The Witten protest appears to have been the fulcrum event that forced a conclusion for Hitler in January 1944, that Gauleiters must not withhold ration cards as a means to force evacuees to remain in their assigned quarters away from their homes. The Führer then maintained this position at least through October 1944, as the German situation both at home and in the war became increasingly calamitous. Propaganda Minister and Hitler confidant Joseph Goebbels mused in his diary on November 2, 1943, that repeated concessions to protesters could cost the regime authority in the eyes of the German people.
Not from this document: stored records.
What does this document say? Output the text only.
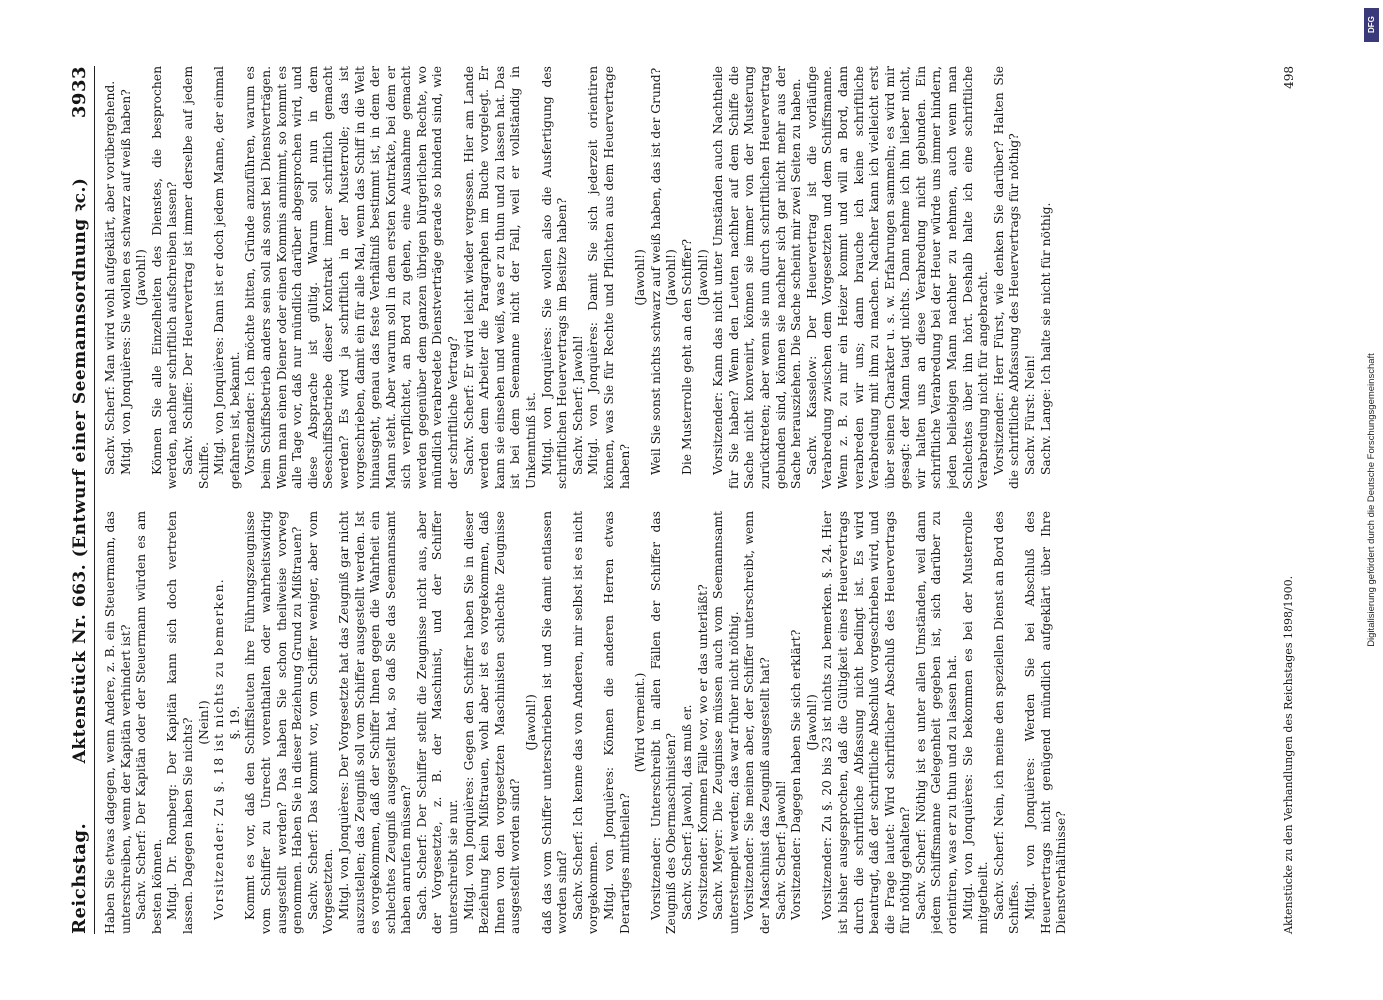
Reichstag.
Aktenstück Nr. 663. (Entwurf einer Seemannsordnung ꝛc.)
3933

Haben Sie etwas dagegen, wenn Andere, z. B. ein Steuermann, das unterschreiben, wenn der Kapitän verhindert ist? Sachv. Scherf: Der Kapitän oder der Steuermann würden es am besten können. Mitgl. Dr. Romberg: Der Kapitän kann sich doch vertreten lassen. Dagegen haben Sie nichts? (Nein!) Vorsitzender: Zu §. 18 ist nichts zu bemerken. §. 19. Kommt es vor, daß den Schiffsleuten ihre Führungszeugnisse vom Schiffer zu Unrecht vorenthalten oder wahrheitswidrig ausgestellt werden? Das haben Sie schon theilweise vorweg genommen. Haben Sie in dieser Beziehung Grund zu Mißtrauen? Sachv. Scherf: Das kommt vor, vom Schiffer weniger, aber vom Vorgesetzten. Mitgl. von Jonquières: Der Vorgesetzte hat das Zeugniß gar nicht auszustellen; das Zeugniß soll vom Schiffer ausgestellt werden. Ist es vorgekommen, daß der Schiffer Ihnen gegen die Wahrheit ein schlechtes Zeugniß ausgestellt hat, so daß Sie das Seemannsamt haben anrufen müssen? Sach. Scherf: Der Schiffer stellt die Zeugnisse nicht aus, aber der Vorgesetzte, z. B. der Maschinist, und der Schiffer unterschreibt sie nur. Mitgl. von Jonquières: Gegen den Schiffer haben Sie in dieser Beziehung kein Mißtrauen, wohl aber ist es vorgekommen, daß Ihnen von den vorgesetzten Maschinisten schlechte Zeugnisse ausgestellt worden sind?

(Jawohl!) daß das vom Schiffer unterschrieben ist und Sie damit entlassen worden sind? Sachv. Scherf: Ich kenne das von Anderen, mir selbst ist es nicht vorgekommen. Mitgl. von Jonquières: Können die anderen Herren etwas Derartiges mittheilen?

(Wird verneint.) Vorsitzender: Unterschreibt in allen Fällen der Schiffer das Zeugniß des Obermaschinisten? Sachv. Scherf: Jawohl, das muß er. Vorsitzender: Kommen Fälle vor, wo er das unterläßt? Sachv. Meyer: Die Zeugnisse müssen auch vom Seemannsamt unterstempelt werden; das war früher nicht nöthig. Vorsitzender: Sie meinen aber, der Schiffer unterschreibt, wenn der Maschinist das Zeugniß ausgestellt hat? Sachv. Scherf: Jawohl! Vorsitzender: Dagegen haben Sie sich erklärt? (Jawohl!) Vorsitzender: Zu §. 20 bis 23 ist nichts zu bemerken. §. 24. Hier ist bisher ausgesprochen, daß die Gültigkeit eines Heuervertrags durch die schriftliche Abfassung nicht bedingt ist. Es wird beantragt, daß der schriftliche Abschluß vorgeschrieben wird, und die Frage lautet: Wird schriftlicher Abschluß des Heuervertrags für nöthig gehalten? Sachv. Scherf: Nöthig ist es unter allen Umständen, weil dann jedem Schiffsmanne Gelegenheit gegeben ist, sich darüber zu orientiren, was er zu thun und zu lassen hat. Mitgl. von Jonquières: Sie bekommen es bei der Musterrolle mitgetheilt. Sachv. Scherf: Nein, ich meine den speziellen Dienst an Bord des Schiffes. Mitgl. von Jonquières: Werden Sie bei Abschluß des Heuervertrags nicht genügend mündlich aufgeklärt über Ihre Dienstverhältnisse?

Sachv. Scherf: Man wird wohl aufgeklärt, aber vorübergehend. Mitgl. von Jonquières: Sie wollen es schwarz auf weiß haben? (Jawohl!) Können Sie alle Einzelheiten des Dienstes, die besprochen werden, nachher schriftlich aufschreiben lassen? Sachv. Schiffe: Der Heuervertrag ist immer derselbe auf jedem Schiffe. Mitgl. von Jonquières: Dann ist er doch jedem Manne, der einmal gefahren ist, bekannt. Vorsitzender: Ich möchte bitten, Gründe anzuführen, warum es beim Schiffsbetrieb anders sein soll als sonst bei Dienstverträgen. Wenn man einen Diener oder einen Kommis annimmt, so kommt es alle Tage vor, daß nur mündlich darüber abgesprochen wird, und diese Absprache ist gültig. Warum soll nun in dem Seeschiffsbetriebe dieser Kontrakt immer schriftlich gemacht werden? Es wird ja schriftlich in der Musterrolle; das ist vorgeschrieben, damit ein für alle Mal, wenn das Schiff in die Welt hinausgeht, genau das feste Verhältniß bestimmt ist, in dem der Mann steht. Aber warum soll in dem ersten Kontrakte, bei dem er sich verpflichtet, an Bord zu gehen, eine Ausnahme gemacht werden gegenüber dem ganzen übrigen bürgerlichen Rechte, wo mündlich verabredete Dienstverträge gerade so bindend sind, wie der schriftliche Vertrag? Sachv. Scherf: Er wird leicht wieder vergessen. Hier am Lande werden dem Arbeiter die Paragraphen im Buche vorgelegt. Er kann sie einsehen und weiß, was er zu thun und zu lassen hat. Das ist bei dem Seemanne nicht der Fall, weil er vollständig in Unkenntniß ist. Mitgl. von Jonquières: Sie wollen also die Ausfertigung des schriftlichen Heuervertrags im Besitze haben? Sachv. Scherf: Jawohl! Mitgl. von Jonquières: Damit Sie sich jederzeit orientiren können, was Sie für Rechte und Pflichten aus dem Heuervertrage haben?

(Jawohl!) Weil Sie sonst nichts schwarz auf weiß haben, das ist der Grund? (Jawohl!) Die Musterrolle geht an den Schiffer? (Jawohl!) Vorsitzender: Kann das nicht unter Umständen auch Nachtheile für Sie haben? Wenn den Leuten nachher auf dem Schiffe die Sache nicht konvenirt, können sie immer von der Musterung zurücktreten; aber wenn sie nun durch schriftlichen Heuervertrag gebunden sind, können sie nachher sich gar nicht mehr aus der Sache herausziehen. Die Sache scheint mir zwei Seiten zu haben. Sachv. Kasselow: Der Heuervertrag ist die vorläufige Verabredung zwischen dem Vorgesetzten und dem Schiffsmanne. Wenn z. B. zu mir ein Heizer kommt und will an Bord, dann verabreden wir uns; dann brauche ich keine schriftliche Verabredung mit ihm zu machen. Nachher kann ich vielleicht erst über seinen Charakter u. s. w. Erfahrungen sammeln; es wird mir gesagt: der Mann taugt nichts. Dann nehme ich ihn lieber nicht, wir halten uns an diese Verabredung nicht gebunden. Ein schriftliche Verabredung bei der Heuer würde uns immer hindern, jeden beliebigen Mann nachher zu nehmen, auch wenn man Schlechtes über ihn hört. Deshalb halte ich eine schriftliche Verabredung nicht für angebracht. Vorsitzender: Herr Fürst, wie denken Sie darüber? Halten Sie die schriftliche Abfassung des Heuervertrags für nöthig? Sachv. Fürst: Nein! Sachv. Lange: Ich halte sie nicht für nöthig.

Aktenstücke zu den Verhandlungen des Reichstages 1898/1900.
498
DFG
Digitalisierung gefördert durch die Deutsche Forschungsgemeinschaft
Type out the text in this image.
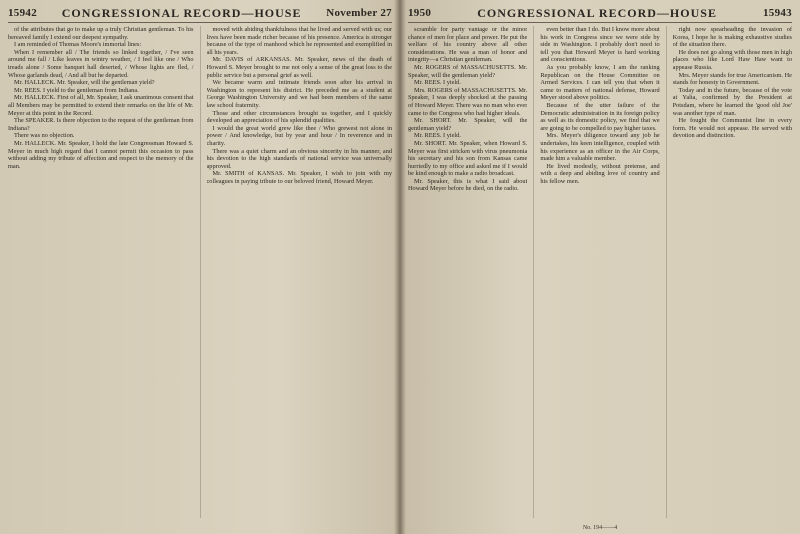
15942 CONGRESSIONAL RECORD—HOUSE November 27

of the attributes that go to make up a truly Christian gentleman. To his bereaved family I extend our deepest sympathy.

I am reminded of Thomas Moore's immortal lines:

When I remember all / The friends so linked together, / I've seen around me fall / Like leaves in wintry weather, / I feel like one / Who treads alone / Some banquet hall deserted, / Whose lights are fled, / Whose garlands dead, / And all but he departed.

Mr. HALLECK. Mr. Speaker, will the gentleman yield?

Mr. REES. I yield to the gentleman from Indiana.

Mr. HALLECK. First of all, Mr. Speaker, I ask unanimous consent that all Members may be permitted to extend their remarks on the life of Mr. Meyer at this point in the Record.

The SPEAKER. Is there objection to the request of the gentleman from Indiana?

There was no objection.

Mr. HALLECK. Mr. Speaker, I hold the late Congressman Howard S. Meyer in much high regard that I cannot permit this occasion to pass without adding my tribute of affection and respect to the memory of the man.

moved with abiding thankfulness that he lived and served with us; our lives have been made richer because of his presence. America is stronger because of the type of manhood which he represented and exemplified in all his years.

Mr. DAVIS of ARKANSAS. Mr. Speaker, news of the death of Howard S. Meyer brought to me not only a sense of the great loss to the public service but a personal grief as well.

We became warm and intimate friends soon after his arrival in Washington to represent his district. He preceded me as a student at George Washington University and we had been members of the same law school fraternity.

Those and other circumstances brought us together, and I quickly developed an appreciation of his splendid qualities.

I would the great world grew like thee / Who grewest not alone in power / And knowledge, but by year and hour / In reverence and in charity.

There was a quiet charm and an obvious sincerity in his manner, and his devotion to the high standards of national service was universally approved.

Mr. SMITH of KANSAS. Mr. Speaker, I wish to join with my colleagues in paying tribute to our beloved friend, Howard Meyer.

1950	CONGRESSIONAL RECORD—HOUSE	15943

scramble for party vantage or the minor chance of men for place and power. He put the welfare of his country above all other considerations. He was a man of honor and integrity—a Christian gentleman.

Mr. ROGERS of MASSACHUSETTS. Mr. Speaker, will the gentleman yield?

Mr. REES. I yield.

Mrs. ROGERS of MASSACHUSETTS. Mr. Speaker, I was deeply shocked at the passing of Howard Meyer. There was no man who ever came to the Congress who had higher ideals.

Mr. SHORT. Mr. Speaker, will the gentleman yield?

Mr. REES. I yield.

Mr. SHORT. Mr. Speaker, when Howard S. Meyer was first stricken with virus pneumonia his secretary and his son from Kansas came hurriedly to my office and asked me if I would be kind enough to make a radio broadcast.

Mr. Speaker, this is what I said about Howard Meyer before he died, on the radio.

even better than I do. But I know more about his work in Congress since we were side by side in Washington. I probably don't need to tell you that Howard Meyer is hard working and conscientious.

As you probably know, I am the ranking Republican on the House Committee on Armed Services. I can tell you that when it came to matters of national defense, Howard Meyer stood above politics.

Because of the utter failure of the Democratic administration in its foreign policy as well as its domestic policy, we find that we are going to be compelled to pay higher taxes.

Mrs. Meyer's diligence toward any job he undertakes, his keen intelligence, coupled with his experience as an officer in the Air Corps, made him a valuable member.

He lived modestly, without pretense, and with a deep and abiding love of country and his fellow men.

right now spearheading the invasion of Korea, I hope he is making exhaustive studies of the situation there.

He does not go along with those men in high places who like Lord Haw Haw want to appease Russia.

Mrs. Meyer stands for true Americanism. He stands for honesty in Government.

Today and in the future, because of the vote at Yalta, confirmed by the President at Potsdam, where he learned the 'good old Joe' was another type of man.

He fought the Communist line in every form. He would not appease. He served with devotion and distinction.

No. 194——4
We must try, ... through appropriate measures, to dam this flood of returning evacuees. If this is not achievable through well-meaning persuasion, then coercion must be used. It is not true that coercion does not lead to the desired result. ... Nothing has been felt of this [coercion] yet, and the Volk knows perfectly well where the pliant spot of the leadership is, and will always know how to exploit it. If we harden the spot where we have thus far been pliable, the Volk will bend to the will of the State. At the moment we are on the way to bending the will of the State under to the will of the Volk ... The state must never, against its own best interests, give way to the pressure of the street. If it does this, it will be even weaker the second time than the first, and gradually lose its whole authority.

Using a broader interpretation of the meaning and history behind the Witten Protest is Richard Evans who wrote in 1976 on the context within women's history of protesting. He writes that popular resistance enacted Hitler to back down in response to this protest. "The regime gave in to the women's protests," because it feared that "open resistance might have become very difficult to suppress without alienating not only the general populace but also the soldiers at the front." He explained that Nazi authorities feared the "rulebreaking" of women more than men and "kept a particularly close watch on the morale of women during the war." Further, Women could be much more easily provoked into open resistance than men." He further explains that there are "common features" within the Nazi Party of "almost total neglect of the larger part of the population— the female part ... Yet no explanation of any feature of German social history— least of all the rise of Hitler— that leaves out of consideration the larger part of the population can be considered adequate; and there are now [1976], at last signs that the realization of this fact is starting to make an impact at least on historians in Britain and the United States, though it has still to find widespread acceptance in Germany." However, in his 2008 work, he ignored the scholarship that backed up his 1976 conclusion, stating that "...the threat of arrest, prosecution and incarceration in increasingly brutal and violent conditions loomed over every one in the Third Reich. . . . The regime intimidated Germans into acquiescence, visiting a whole range of sanctions upon those who dared to oppose it.”.

Many Historians have concluded that the Witten street protests succeeded in getting their way by protesting. The regime preferred to accommodate rather than punish them because suppressing open resistance would likely alienate the people it depended on to win the war, whether on the home front or the battle front. The early treatments by historians saw the protest as an indication of women's resistance or of workers' opposition. More recently historians have set the Witten Demonstration within the context of civilian evacuations and have found the motivation for protest in the bonds of family.